Over the last decade, while Ohio’s public schools drew national attention for having the most deteriorated buildings in the country and for maintaining one of the most inequitable systems of school funding, the state has been spending $600 for every private school student in the state. Meanwhile, rather than addressing the real problems and needs of the public schools, the legislature has chosen to reaffirm its support for the Cleveland voucher program, which has cost millions of dollars with no demonstrable impact on educational achievement.
When the legislature launched the voucher program, it funded the costs by depleting the very kind of aid that is specifically designed to help poor and at-risk students in the public schools. On top of that, for the last three years, the city’s schools have had to provide and pay for the transportation of voucher students from their own budget. These transportation costs, combined with a loss in Disadvantaged Pupil Impact Aid, will cost the Cleveland Municipal School District more than $10 million this school year, a cost incurred for 4,266 students who don’t even attend the public schools—and many of whom never did. Despite claims by voucher proponents, the official audit of the voucher program found that savings to the public schools when students transfer to voucher schools do not compensate for the money public schools lose in per-pupil funding.

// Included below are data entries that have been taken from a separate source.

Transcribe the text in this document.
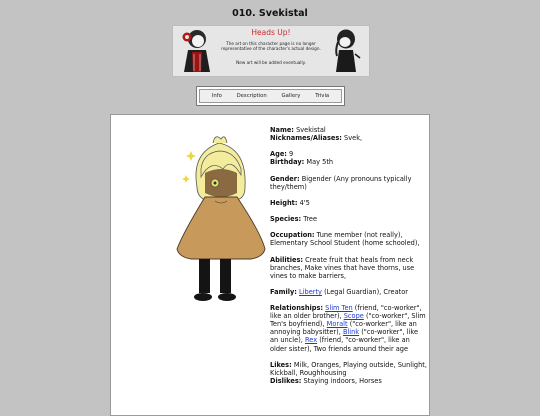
010. Svekistal
Heads Up!
The art on this character page is no longer representative of the character's actual design.
New art will be added eventually.
Info	Description	Gallery	Trivia

Name: Svekistal
Nicknames/Aliases: Svek,

Age: 9
Birthday: May 5th

Gender: Bigender (Any pronouns typically they/them)

Height: 4'5

Species: Tree

Occupation: Tune member (not really), Elementary School Student (home schooled),

Abilities: Create fruit that heals from neck branches, Make vines that have thorns, use vines to make barriers,

Family: Liberty (Legal Guardian), Creator

Relationships: Slim Ten (friend, "co-worker", like an older brother), Scope ("co-worker", Slim Ten's boyfriend), Moralt ("co-worker", like an annoying babysitter), Blink ("co-worker", like an uncle), Rex (friend, "co-worker", like an older sister), Two friends around their age

Likes: Milk, Oranges, Playing outside, Sunlight, Kickball, Roughhousing
Dislikes: Staying indoors, Horses
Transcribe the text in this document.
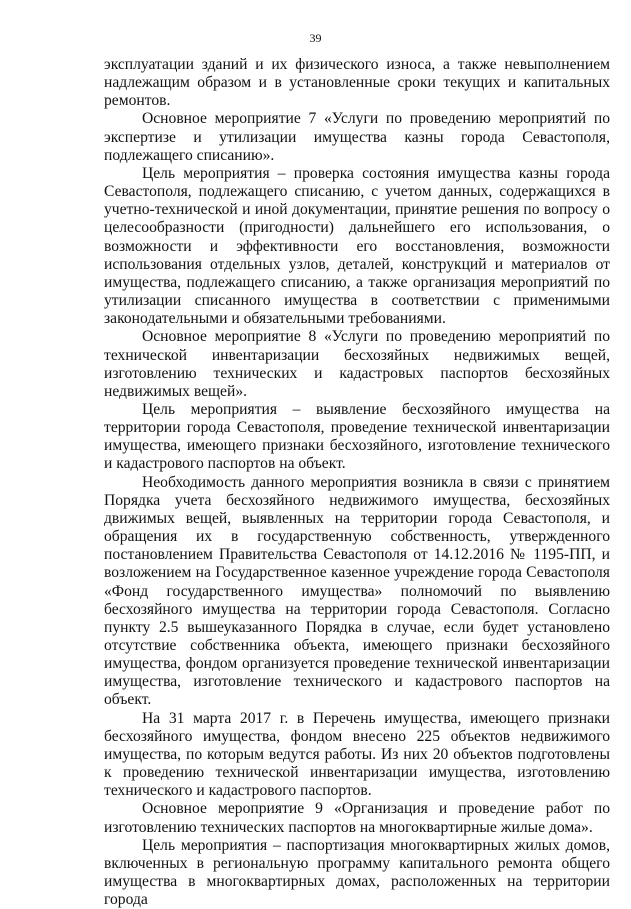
39

эксплуатации зданий и их физического износа, а также невыполнением надлежащим образом и в установленные сроки текущих и капитальных ремонтов.

Основное мероприятие 7 «Услуги по проведению мероприятий по экспертизе и утилизации имущества казны города Севастополя, подлежащего списанию».

Цель мероприятия – проверка состояния имущества казны города Севастополя, подлежащего списанию, с учетом данных, содержащихся в учетно-технической и иной документации, принятие решения по вопросу о целесообразности (пригодности) дальнейшего его использования, о возможности и эффективности его восстановления, возможности использования отдельных узлов, деталей, конструкций и материалов от имущества, подлежащего списанию, а также организация мероприятий по утилизации списанного имущества в соответствии с применимыми законодательными и обязательными требованиями.

Основное мероприятие 8 «Услуги по проведению мероприятий по технической инвентаризации бесхозяйных недвижимых вещей, изготовлению технических и кадастровых паспортов бесхозяйных недвижимых вещей».

Цель мероприятия – выявление бесхозяйного имущества на территории города Севастополя, проведение технической инвентаризации имущества, имеющего признаки бесхозяйного, изготовление технического и кадастрового паспортов на объект.

Необходимость данного мероприятия возникла в связи с принятием Порядка учета бесхозяйного недвижимого имущества, бесхозяйных движимых вещей, выявленных на территории города Севастополя, и обращения их в государственную собственность, утвержденного постановлением Правительства Севастополя от 14.12.2016 № 1195-ПП, и возложением на Государственное казенное учреждение города Севастополя «Фонд государственного имущества» полномочий по выявлению бесхозяйного имущества на территории города Севастополя. Согласно пункту 2.5 вышеуказанного Порядка в случае, если будет установлено отсутствие собственника объекта, имеющего признаки бесхозяйного имущества, фондом организуется проведение технической инвентаризации имущества, изготовление технического и кадастрового паспортов на объект.

На 31 марта 2017 г. в Перечень имущества, имеющего признаки бесхозяйного имущества, фондом внесено 225 объектов недвижимого имущества, по которым ведутся работы. Из них 20 объектов подготовлены к проведению технической инвентаризации имущества, изготовлению технического и кадастрового паспортов.

Основное мероприятие 9 «Организация и проведение работ по изготовлению технических паспортов на многоквартирные жилые дома».

Цель мероприятия – паспортизация многоквартирных жилых домов, включенных в региональную программу капитального ремонта общего имущества в многоквартирных домах, расположенных на территории города
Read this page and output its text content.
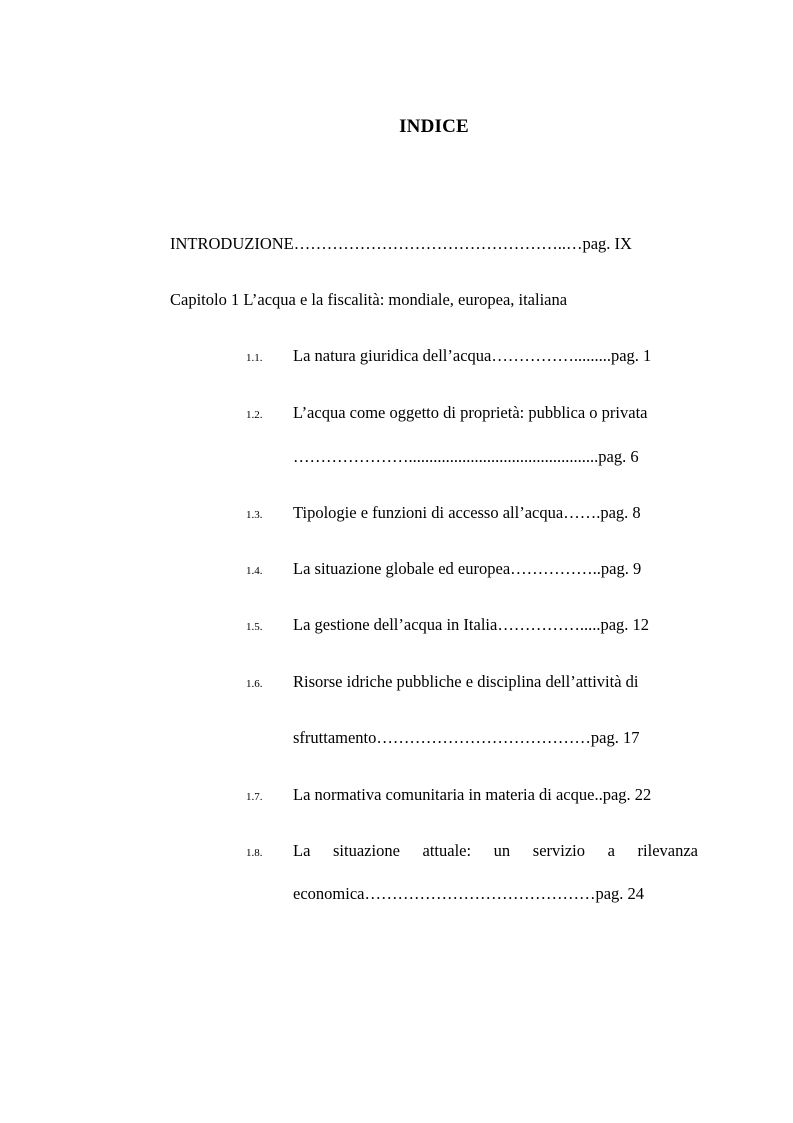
INDICE
INTRODUZIONE…………………………………………..…pag. IX
Capitolo 1 L’acqua e la fiscalità: mondiale, europea, italiana
1.1. La natura giuridica dell’acqua…………….........pag. 1
1.2. L’acqua come oggetto di proprietà: pubblica o privata
…………………..............................................pag. 6
1.3. Tipologie e funzioni di accesso all’acqua…….pag. 8
1.4. La situazione globale ed europea……………..pag. 9
1.5. La gestione dell’acqua in Italia…………….....pag. 12
1.6. Risorse idriche pubbliche e disciplina dell’attività di
sfruttamento…………………………………pag. 17
1.7. La normativa comunitaria in materia di acque..pag. 22
1.8. La situazione attuale: un servizio a rilevanza
economica……………………………………pag. 24
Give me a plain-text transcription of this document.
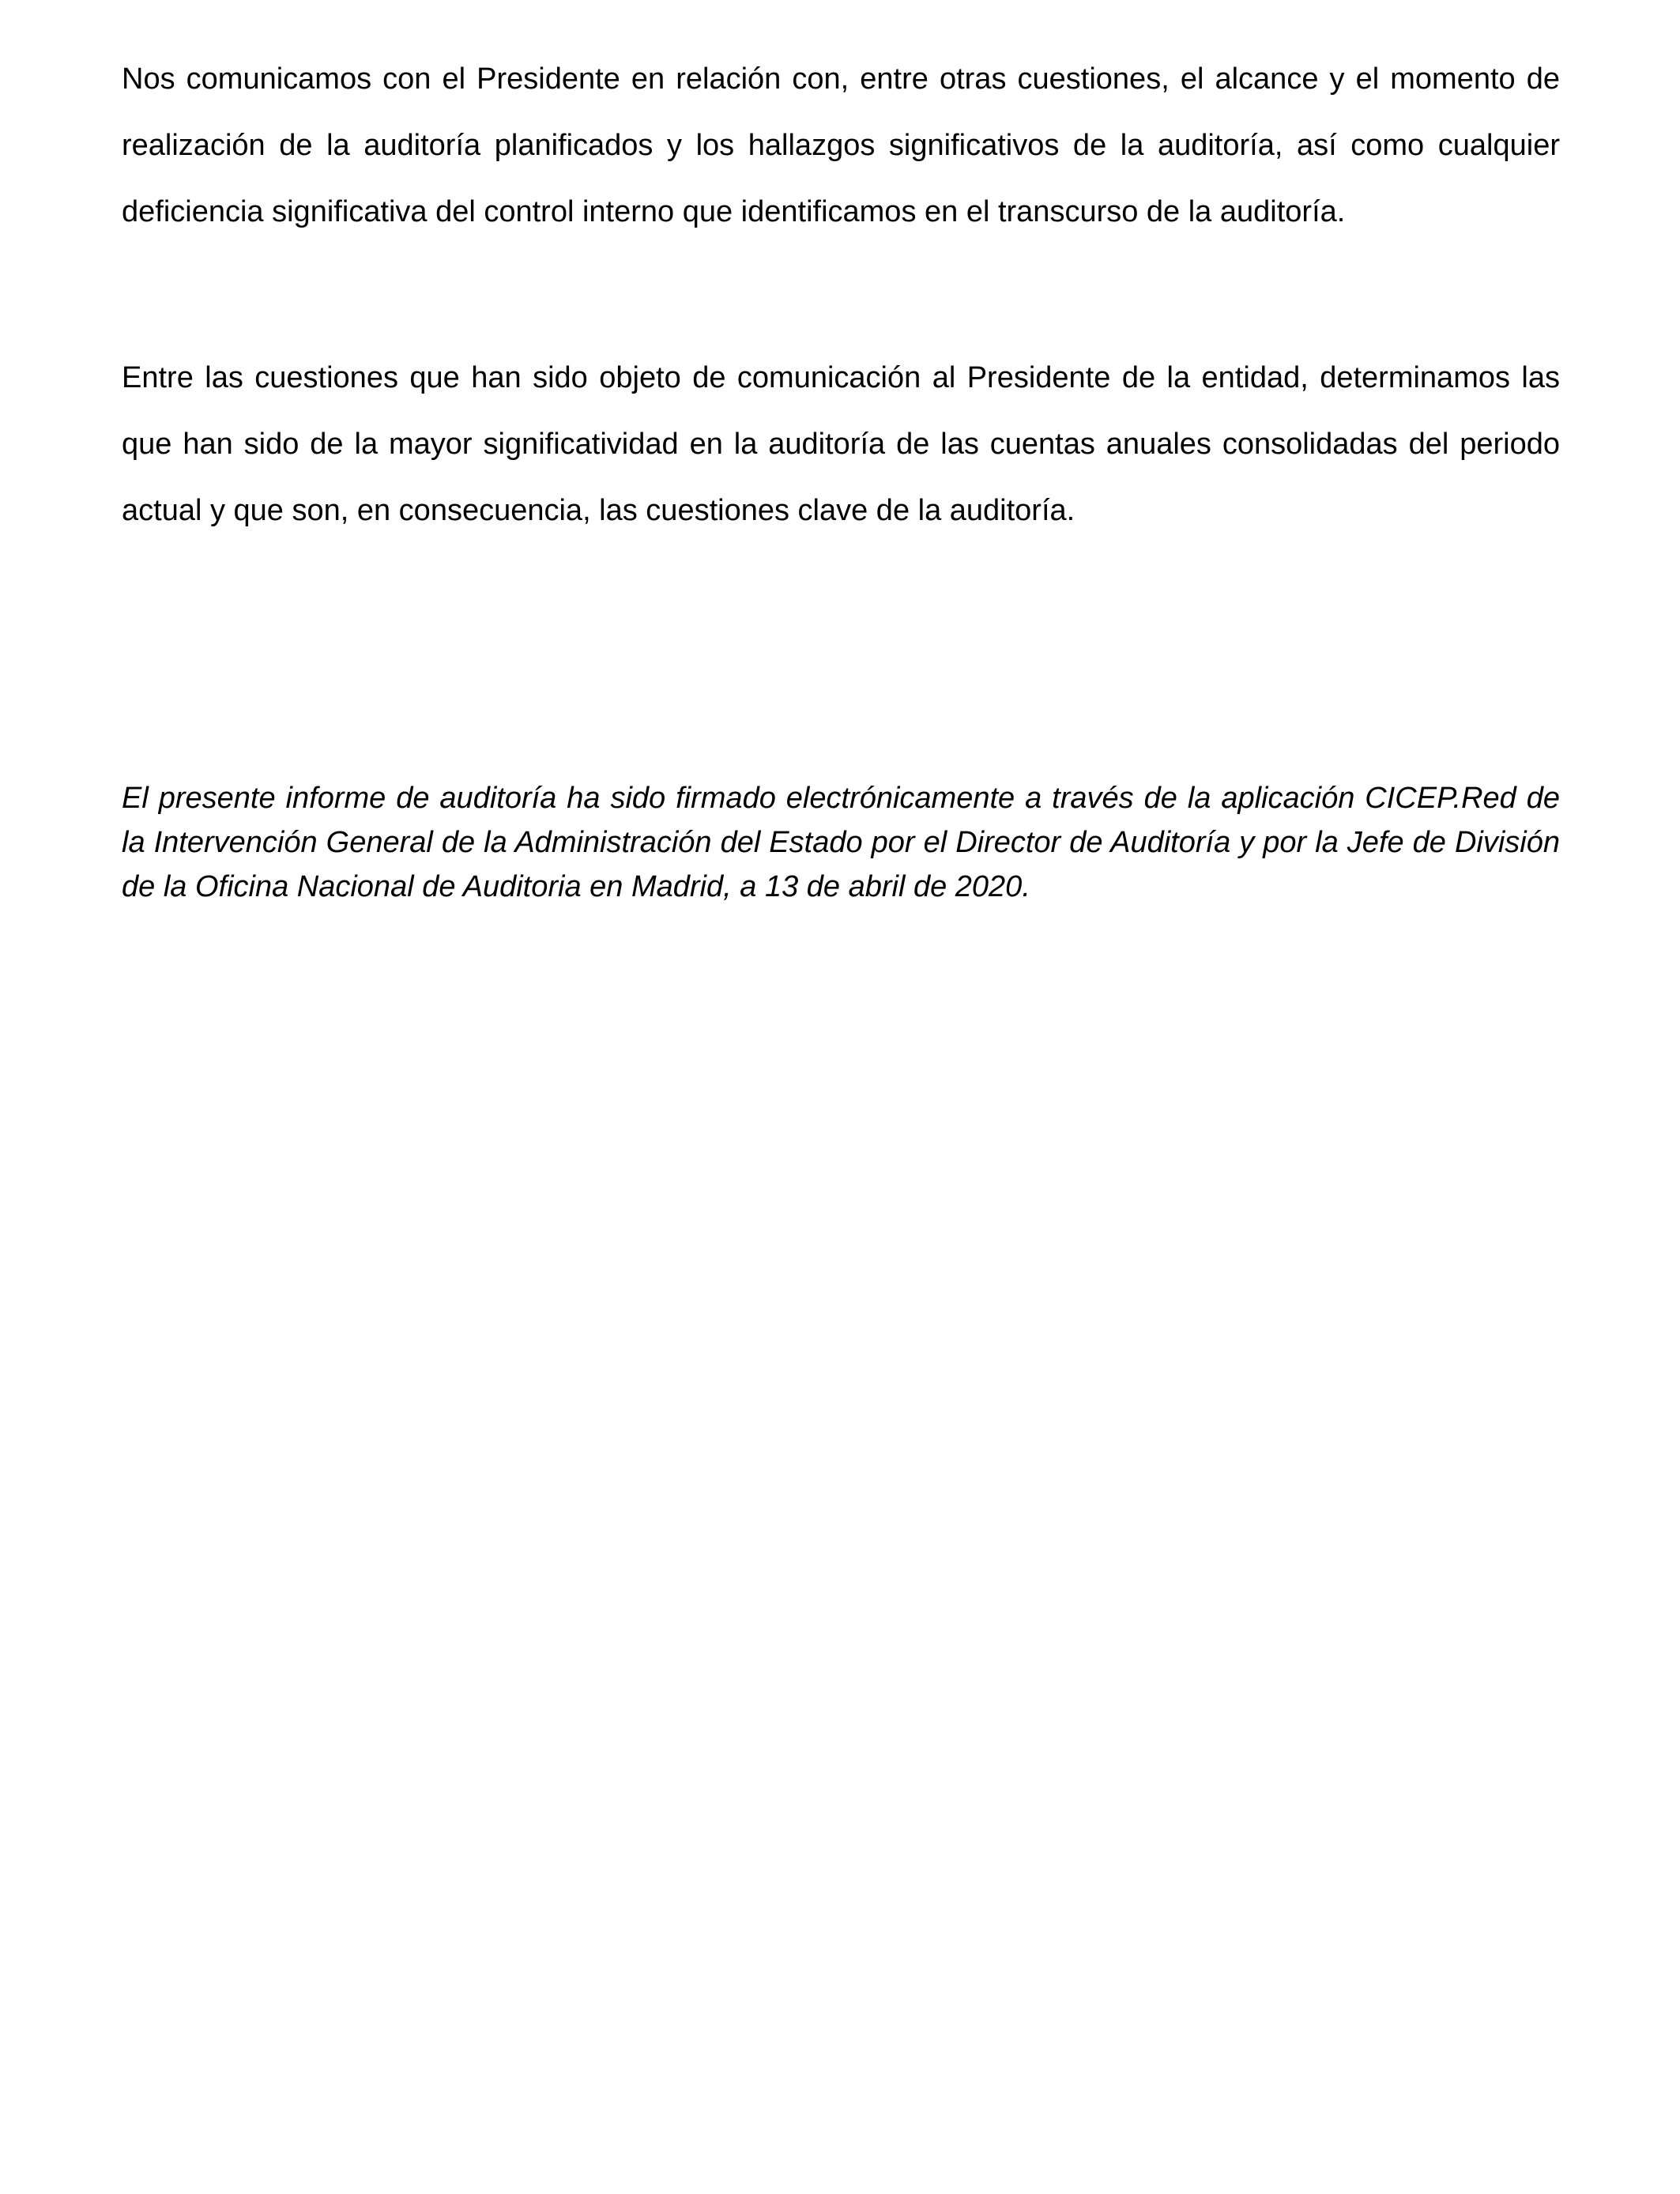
Nos comunicamos con el Presidente en relación con, entre otras cuestiones, el alcance y el momento de realización de la auditoría planificados y los hallazgos significativos de la auditoría, así como cualquier deficiencia significativa del control interno que identificamos en el transcurso de la auditoría.

Entre las cuestiones que han sido objeto de comunicación al Presidente de la entidad, determinamos las que han sido de la mayor significatividad en la auditoría de las cuentas anuales consolidadas del periodo actual y que son, en consecuencia, las cuestiones clave de la auditoría.

El presente informe de auditoría ha sido firmado electrónicamente a través de la aplicación CICEP.Red de la Intervención General de la Administración del Estado por el Director de Auditoría y por la Jefe de División de la Oficina Nacional de Auditoria en Madrid, a 13 de abril de 2020.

Sold to legislators and the public as a program to benefit poor kids who were attending public schools, the voucher program has failed to fulfill this goal. The legislature has never placed an income cap on eligibility, and the courts have determined that nearly 40 percent of voucher students come from families above the poverty line—and one-third of all voucher students were already attending private schools. Moreover, there is no credible evidence demonstrating that vouchers offer an academic advantage over public schools. In fact, the most recent state-commissioned evaluation released earlier this month shows public school students making greater gains over the two years of the study than voucher students achieved. For five full years, Ohio taxpayers have funded a program that is long on promises, but short on accountability.